Kepala Badan Pendapatan Daerah (Bapenda) Provinsi Riau Ninno Wastikasari mengatakan, kebijakan insentif fiskal daerah tersebut dirancang untuk memberikan keringanan nyata kepada masyarakat, khususnya wajib pajak yang memiliki tunggakan kewajiban kendaraan bermotor.
Melalui program pemutihan ini, wajib pajak diberikan kesempatan untuk menyelesaikan administrasi kendaraannya dengan membayar kewajiban sesuai ketentuan tanpa harus menanggung denda keterlambatan yang telah menumpuk.
"Program ini diberlakukan selama 1 bulan saja. Khusus pada bulan Agustus. Atau akan segera berakhir, karena itu masyarakat kami imbau untuk segera memanfaatkan sebelum berakhir, karena hanya tinggal 5 hari lagi," katanya.
Ninno menjelaskan, waktu pelaksanaan program tersebut memang dibuat terbatas. Karena itu, masyarakat Riau yang selama ini menunda pembayaran pajak akibat besarnya akumulasi denda diimbau segera memanfaatkan kesempatan tersebut.
Selain penghapusan denda, Pemerintah Provinsi (Pemprov) Riau juga memberikan skema pembebasan pokok PKB bagi wajib pajak tertentu. Fasilitas tersebut diberikan kepada masyarakat yang tercatat tidak melakukan pembayaran pokok pajak terutang selama dua tahun atau lebih sejak berakhirnya masa pajak kendaraan.

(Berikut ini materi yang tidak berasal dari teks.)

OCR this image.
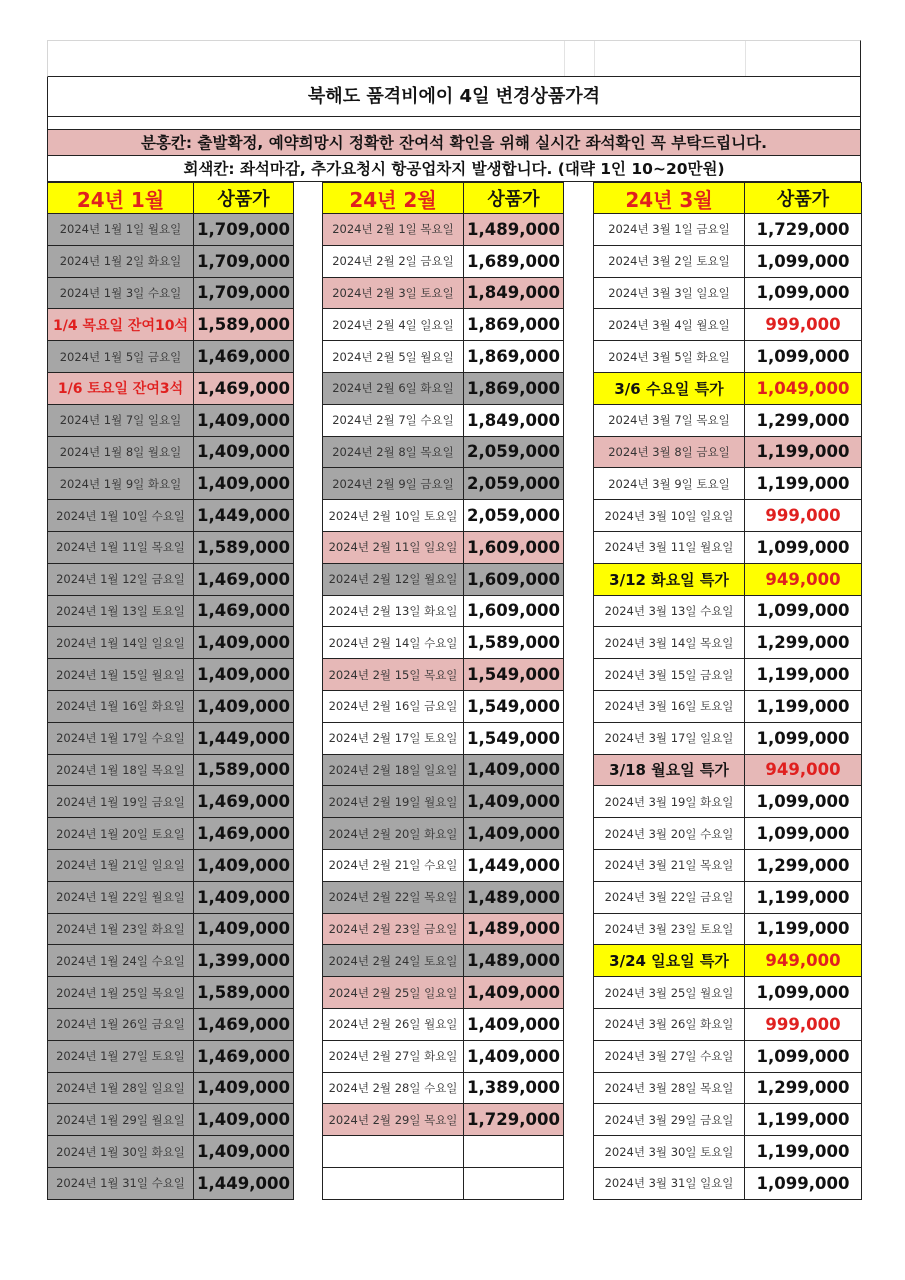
북해도 품격비에이 4일 변경상품가격
분홍칸: 출발확정, 예약희망시 정확한 잔여석 확인을 위해 실시간 좌석확인 꼭 부탁드립니다.
회색칸: 좌석마감, 추가요청시 항공업차지 발생합니다. (대략 1인 10~20만원)
24년 1월	상품가		24년 2월	상품가		24년 3월	상품가
2024년 1월 1일 월요일	1,709,000		2024년 2월 1일 목요일	1,489,000		2024년 3월 1일 금요일	1,729,000
2024년 1월 2일 화요일	1,709,000		2024년 2월 2일 금요일	1,689,000		2024년 3월 2일 토요일	1,099,000
2024년 1월 3일 수요일	1,709,000		2024년 2월 3일 토요일	1,849,000		2024년 3월 3일 일요일	1,099,000
1/4 목요일 잔여10석	1,589,000		2024년 2월 4일 일요일	1,869,000		2024년 3월 4일 월요일	999,000
2024년 1월 5일 금요일	1,469,000		2024년 2월 5일 월요일	1,869,000		2024년 3월 5일 화요일	1,099,000
1/6 토요일 잔여3석	1,469,000		2024년 2월 6일 화요일	1,869,000		3/6 수요일 특가	1,049,000
2024년 1월 7일 일요일	1,409,000		2024년 2월 7일 수요일	1,849,000		2024년 3월 7일 목요일	1,299,000
2024년 1월 8일 월요일	1,409,000		2024년 2월 8일 목요일	2,059,000		2024년 3월 8일 금요일	1,199,000
2024년 1월 9일 화요일	1,409,000		2024년 2월 9일 금요일	2,059,000		2024년 3월 9일 토요일	1,199,000
2024년 1월 10일 수요일	1,449,000		2024년 2월 10일 토요일	2,059,000		2024년 3월 10일 일요일	999,000
2024년 1월 11일 목요일	1,589,000		2024년 2월 11일 일요일	1,609,000		2024년 3월 11일 월요일	1,099,000
2024년 1월 12일 금요일	1,469,000		2024년 2월 12일 월요일	1,609,000		3/12 화요일 특가	949,000
2024년 1월 13일 토요일	1,469,000		2024년 2월 13일 화요일	1,609,000		2024년 3월 13일 수요일	1,099,000
2024년 1월 14일 일요일	1,409,000		2024년 2월 14일 수요일	1,589,000		2024년 3월 14일 목요일	1,299,000
2024년 1월 15일 월요일	1,409,000		2024년 2월 15일 목요일	1,549,000		2024년 3월 15일 금요일	1,199,000
2024년 1월 16일 화요일	1,409,000		2024년 2월 16일 금요일	1,549,000		2024년 3월 16일 토요일	1,199,000
2024년 1월 17일 수요일	1,449,000		2024년 2월 17일 토요일	1,549,000		2024년 3월 17일 일요일	1,099,000
2024년 1월 18일 목요일	1,589,000		2024년 2월 18일 일요일	1,409,000		3/18 월요일 특가	949,000
2024년 1월 19일 금요일	1,469,000		2024년 2월 19일 월요일	1,409,000		2024년 3월 19일 화요일	1,099,000
2024년 1월 20일 토요일	1,469,000		2024년 2월 20일 화요일	1,409,000		2024년 3월 20일 수요일	1,099,000
2024년 1월 21일 일요일	1,409,000		2024년 2월 21일 수요일	1,449,000		2024년 3월 21일 목요일	1,299,000
2024년 1월 22일 월요일	1,409,000		2024년 2월 22일 목요일	1,489,000		2024년 3월 22일 금요일	1,199,000
2024년 1월 23일 화요일	1,409,000		2024년 2월 23일 금요일	1,489,000		2024년 3월 23일 토요일	1,199,000
2024년 1월 24일 수요일	1,399,000		2024년 2월 24일 토요일	1,489,000		3/24 일요일 특가	949,000
2024년 1월 25일 목요일	1,589,000		2024년 2월 25일 일요일	1,409,000		2024년 3월 25일 월요일	1,099,000
2024년 1월 26일 금요일	1,469,000		2024년 2월 26일 월요일	1,409,000		2024년 3월 26일 화요일	999,000
2024년 1월 27일 토요일	1,469,000		2024년 2월 27일 화요일	1,409,000		2024년 3월 27일 수요일	1,099,000
2024년 1월 28일 일요일	1,409,000		2024년 2월 28일 수요일	1,389,000		2024년 3월 28일 목요일	1,299,000
2024년 1월 29일 월요일	1,409,000		2024년 2월 29일 목요일	1,729,000		2024년 3월 29일 금요일	1,199,000
2024년 1월 30일 화요일	1,409,000					2024년 3월 30일 토요일	1,199,000
2024년 1월 31일 수요일	1,449,000					2024년 3월 31일 일요일	1,099,000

“Dengan adanya program penghapusan denda, para wajib pajak kini cukup membayarkan nilai pajak pokoknya saja sesuai dengan ketentuan formula yang telah ditetapkan pemerintah daerah,” ujarnya dikutip dari MCRiau.
Untuk tunggakan pajak dalam jangka waktu lama, Bapenda Riau tidak mewajibkan masyarakat membayar seluruh pokok tunggakan tahun-tahun sebelumnya secara penuh. Pemerintah telah menetapkan formula pembayaran yang lebih ringan bagi wajib pajak.
"Pokok pajak kendaraan bermotor yang dibayar adalah pajak terutang tahun terakhir ditambah dengan pokok pajak tahun berjalan," jelasnya.
Dengan masa program yang segera berakhir, masyarakat pemilik kendaraan bermotor di Riau yang masih memiliki tunggakan diharapkan tidak melewatkan kesempatan tersebut. Selain meringankan beban pembayaran, pelunasan pajak juga dapat membantu memastikan administrasi kendaraan tetap tertib.